FACT SHEET: ON STRENGTHENING INT'L FINANCIAL ARCHITECTURE
(White House lists six steps)

Cologne, Germany -- The leaders of the seven major industrial democracies have agreed to six steps designed to prevent or soften severe financial crises, such as occurred in Asia and Russia.

Following is the text of the fact sheet issued by the White House press office June 18 from the economic summit:

(begin text)

THE WHITE HOUSE
Office of the Press Secretary
(Cologne, Germany)

For Immediate Release
June 18, 1999

FACTSHEET

STRENGTHENING THE INTERNATIONAL FINANCIAL ARCHITECTURE

Last October, in the wake of severe financial crises in Asia and Russia that sent shockwaves around the world, G-7 leaders committed to work to prevent financial crises and better respond to them when they occur. Leaders have now agreed on new steps to strengthen the international financial architecture:

STRONGER INTERNATIONAL INSTITUTIONS AND A GREATER VOICE FOR EMERGING MARKETS

-- The IMF now has more powerful tools to prevent and respond to systemic crises -- large-scale, fast disbursing financing and the new line of credit (CCL) to protect countries with sound policies from financial contagion. These create strong incentives to implement good policies.

-- Finance ministers will establish an ongoing dialogue among systemically important countries. This dialogue will include emerging countries to reflect the fact that tremors in their financial markets now reverberate in major markets around the world.

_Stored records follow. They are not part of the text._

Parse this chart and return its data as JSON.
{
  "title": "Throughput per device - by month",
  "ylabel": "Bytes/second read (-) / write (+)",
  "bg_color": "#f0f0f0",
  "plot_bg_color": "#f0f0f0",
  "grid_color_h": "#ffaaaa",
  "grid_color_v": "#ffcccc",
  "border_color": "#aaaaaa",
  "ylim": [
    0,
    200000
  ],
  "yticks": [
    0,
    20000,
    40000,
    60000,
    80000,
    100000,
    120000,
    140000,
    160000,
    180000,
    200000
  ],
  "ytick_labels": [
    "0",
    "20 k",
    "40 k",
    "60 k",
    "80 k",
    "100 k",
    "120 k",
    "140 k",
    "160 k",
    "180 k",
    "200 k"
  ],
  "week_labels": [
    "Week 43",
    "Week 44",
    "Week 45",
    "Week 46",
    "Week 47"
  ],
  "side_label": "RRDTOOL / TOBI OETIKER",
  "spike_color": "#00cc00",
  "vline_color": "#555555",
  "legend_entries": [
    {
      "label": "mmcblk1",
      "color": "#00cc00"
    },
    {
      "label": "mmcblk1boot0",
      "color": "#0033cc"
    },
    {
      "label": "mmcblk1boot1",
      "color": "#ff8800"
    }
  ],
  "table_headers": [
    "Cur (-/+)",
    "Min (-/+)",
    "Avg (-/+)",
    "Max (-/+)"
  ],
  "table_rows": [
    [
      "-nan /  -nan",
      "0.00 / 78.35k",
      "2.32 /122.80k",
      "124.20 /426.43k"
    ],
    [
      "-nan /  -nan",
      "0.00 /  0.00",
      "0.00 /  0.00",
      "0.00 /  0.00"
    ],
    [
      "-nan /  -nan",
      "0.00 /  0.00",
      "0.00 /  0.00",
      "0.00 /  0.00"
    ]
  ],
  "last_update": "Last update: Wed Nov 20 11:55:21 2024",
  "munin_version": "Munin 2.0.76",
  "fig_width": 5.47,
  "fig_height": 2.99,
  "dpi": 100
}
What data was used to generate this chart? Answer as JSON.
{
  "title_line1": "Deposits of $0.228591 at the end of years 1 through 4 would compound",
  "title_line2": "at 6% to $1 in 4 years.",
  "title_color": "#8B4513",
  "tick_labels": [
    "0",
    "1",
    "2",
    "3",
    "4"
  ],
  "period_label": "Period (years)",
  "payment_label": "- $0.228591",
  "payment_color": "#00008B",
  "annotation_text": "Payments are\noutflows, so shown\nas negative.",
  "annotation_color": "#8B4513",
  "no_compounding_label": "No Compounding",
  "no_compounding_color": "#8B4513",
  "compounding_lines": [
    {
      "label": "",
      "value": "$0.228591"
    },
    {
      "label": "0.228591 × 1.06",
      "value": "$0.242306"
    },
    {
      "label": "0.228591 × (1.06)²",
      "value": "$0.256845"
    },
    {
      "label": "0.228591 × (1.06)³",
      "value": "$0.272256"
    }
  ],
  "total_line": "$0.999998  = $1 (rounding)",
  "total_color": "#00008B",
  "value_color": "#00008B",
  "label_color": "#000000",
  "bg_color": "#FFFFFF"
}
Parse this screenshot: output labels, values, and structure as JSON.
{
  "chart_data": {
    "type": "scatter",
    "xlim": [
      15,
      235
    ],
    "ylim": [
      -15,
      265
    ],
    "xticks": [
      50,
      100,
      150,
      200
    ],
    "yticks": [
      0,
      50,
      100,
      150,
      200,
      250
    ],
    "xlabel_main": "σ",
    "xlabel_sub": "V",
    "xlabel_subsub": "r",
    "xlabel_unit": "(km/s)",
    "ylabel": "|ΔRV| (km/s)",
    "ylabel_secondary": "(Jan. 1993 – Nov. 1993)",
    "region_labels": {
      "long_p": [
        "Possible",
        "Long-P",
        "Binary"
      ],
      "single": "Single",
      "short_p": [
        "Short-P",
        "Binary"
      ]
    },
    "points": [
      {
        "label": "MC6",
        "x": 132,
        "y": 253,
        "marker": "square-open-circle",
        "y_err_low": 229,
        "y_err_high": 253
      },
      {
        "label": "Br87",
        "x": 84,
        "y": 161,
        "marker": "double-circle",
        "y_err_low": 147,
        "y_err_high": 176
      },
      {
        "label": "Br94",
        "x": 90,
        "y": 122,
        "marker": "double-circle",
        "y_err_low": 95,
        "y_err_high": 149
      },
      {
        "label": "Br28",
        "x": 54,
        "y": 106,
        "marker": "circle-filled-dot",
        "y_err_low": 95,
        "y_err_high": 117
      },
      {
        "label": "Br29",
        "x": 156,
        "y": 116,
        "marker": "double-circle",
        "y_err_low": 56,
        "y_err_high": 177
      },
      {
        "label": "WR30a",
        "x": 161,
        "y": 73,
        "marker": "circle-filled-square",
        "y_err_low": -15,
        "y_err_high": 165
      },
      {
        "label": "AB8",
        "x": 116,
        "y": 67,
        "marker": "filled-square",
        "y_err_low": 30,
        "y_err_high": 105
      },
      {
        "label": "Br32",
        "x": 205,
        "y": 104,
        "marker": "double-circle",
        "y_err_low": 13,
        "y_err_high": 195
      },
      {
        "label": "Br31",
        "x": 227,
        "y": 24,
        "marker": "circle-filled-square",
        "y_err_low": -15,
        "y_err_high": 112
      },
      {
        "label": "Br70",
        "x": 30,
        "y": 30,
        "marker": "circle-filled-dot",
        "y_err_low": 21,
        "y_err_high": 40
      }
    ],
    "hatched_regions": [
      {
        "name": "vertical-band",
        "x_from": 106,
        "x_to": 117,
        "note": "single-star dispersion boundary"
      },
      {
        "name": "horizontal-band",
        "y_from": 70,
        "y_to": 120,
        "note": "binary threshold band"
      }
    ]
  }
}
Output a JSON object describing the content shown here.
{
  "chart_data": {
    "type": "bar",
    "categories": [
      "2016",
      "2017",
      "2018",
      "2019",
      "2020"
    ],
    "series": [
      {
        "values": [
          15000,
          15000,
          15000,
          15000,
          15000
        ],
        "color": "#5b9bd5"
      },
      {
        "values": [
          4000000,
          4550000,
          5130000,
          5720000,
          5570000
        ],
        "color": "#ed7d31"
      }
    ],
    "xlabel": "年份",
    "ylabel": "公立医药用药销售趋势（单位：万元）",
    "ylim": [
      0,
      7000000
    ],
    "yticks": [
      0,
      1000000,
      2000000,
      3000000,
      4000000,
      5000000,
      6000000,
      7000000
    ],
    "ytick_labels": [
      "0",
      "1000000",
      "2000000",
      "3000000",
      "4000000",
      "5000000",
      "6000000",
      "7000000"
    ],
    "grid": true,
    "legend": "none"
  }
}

-- Because capital flows are global but financial regulation still rests with individual countries, we created the new Financial Stability Forum to bring together international regulators and G-7 authorities and to anticipate steps that will be needed to tackle new risks. We will expand membership in the Forum to include more key financial centers.

-- We agree to strengthen the IMF and the World Bank.

Already, countries are asking the IMF how they should strengthen their policies to qualify for the new CCL -- even countries that do not face immediate danger. The incentives are working.

ENHANCING TRANSPARENCY

-- Strong comprehensive standards for disclosure by governments and financial institutions will help reinforce market discipline.

-- Never before were details of IMF economic programs and policy-making discussions available to the public. Now, much of this will be public, along with much more data on countries.

During the Asian crisis, investors often fled after learning that countries had compromised their reserves through forward sales or by lending them to domestic banks. New disclosure rules will reveal such actions quickly, discouraging such steps in the first place.

STRONGER REGULATION IN LENDING COUNTRIES

-- A stronger Basel Capital Accord to make capital charges better reflect the real risk of lending, together with more focus on risk management, will encourage banks to lend more prudently.

-- New measures -- including greater transparency and sounder practices by lenders -- will address problems raised by hedge funds and other highly-leveraged institutions.

Before the crisis, international banks making short-term loans to Indonesian banks had to set aside the same amount of capital as they did for loans to Citibank. Suggested revisions to the Basel Capital Accord would require them to retain from two and a half times to five times as much -- discouraging risky debt accumulation.

EQUIPPING EMERGING MARKET ECONOMIES TO DEAL BETTER WITH RISK

-- Weak financial sectors and heavy reliance by firms and governments on short term borrowing proved a dangerous combination. Global standards and guidelines for stronger policies and stronger regulation -- in areas ranging from debt management to corporate governance to insolvency regimes -- will encourage better policies.

-- New policies will promote more sustainable exchange rate regimes.

-- Capital flows offer tremendous benefits, but they also bring risks. The new consensus on liberalizing capital flows emphasizes the importance of strengthening financial systems and prudential safeguards.

Removing incentives to seek short-term capital, encouraging countries to fund themselves at longer terms, and introducing prudential safeguards on bank borrowing will discourage the buildups of short-term debt that proved so critical for countries like Thailand, Indonesia, Korea, and Brazil.

SHARING RESPONSIBILITY FOR CRISIS RESOLUTION

-- A new framework sets out the range of approaches the official sector will take in facing crises -- the principles that will guide decisions and the tools that will be used. This promotes appropriate "bailing-in" of private sector lenders and should help prevent contagion.

-- New measures, including provisions for better debt management, will help insulate countries from market shocks and help prevent shocks from becoming full blown crises.

The new framework should reduce the risk that investors will lend in the expectation that the international official community will protect them from adverse outcomes. Investors should make better decisions if they understand the framework for official action.

PROTECTING THE VULNERABLE

-- Recent crises made clear how important social safety nets are for emerging market countries. The international community will work to foster greater investment in people through education, health, and other basic social needs.

-- Greater focus in the design of crisis programs on providing adequate levels of finance to protect the poor and most vulnerable during crises.

When a future crisis hits, IMF and World Bank support for social spending -- which in Indonesia helped keep children in school and ensure adequate food supplies -- will be a central element in the design of stabilization programs.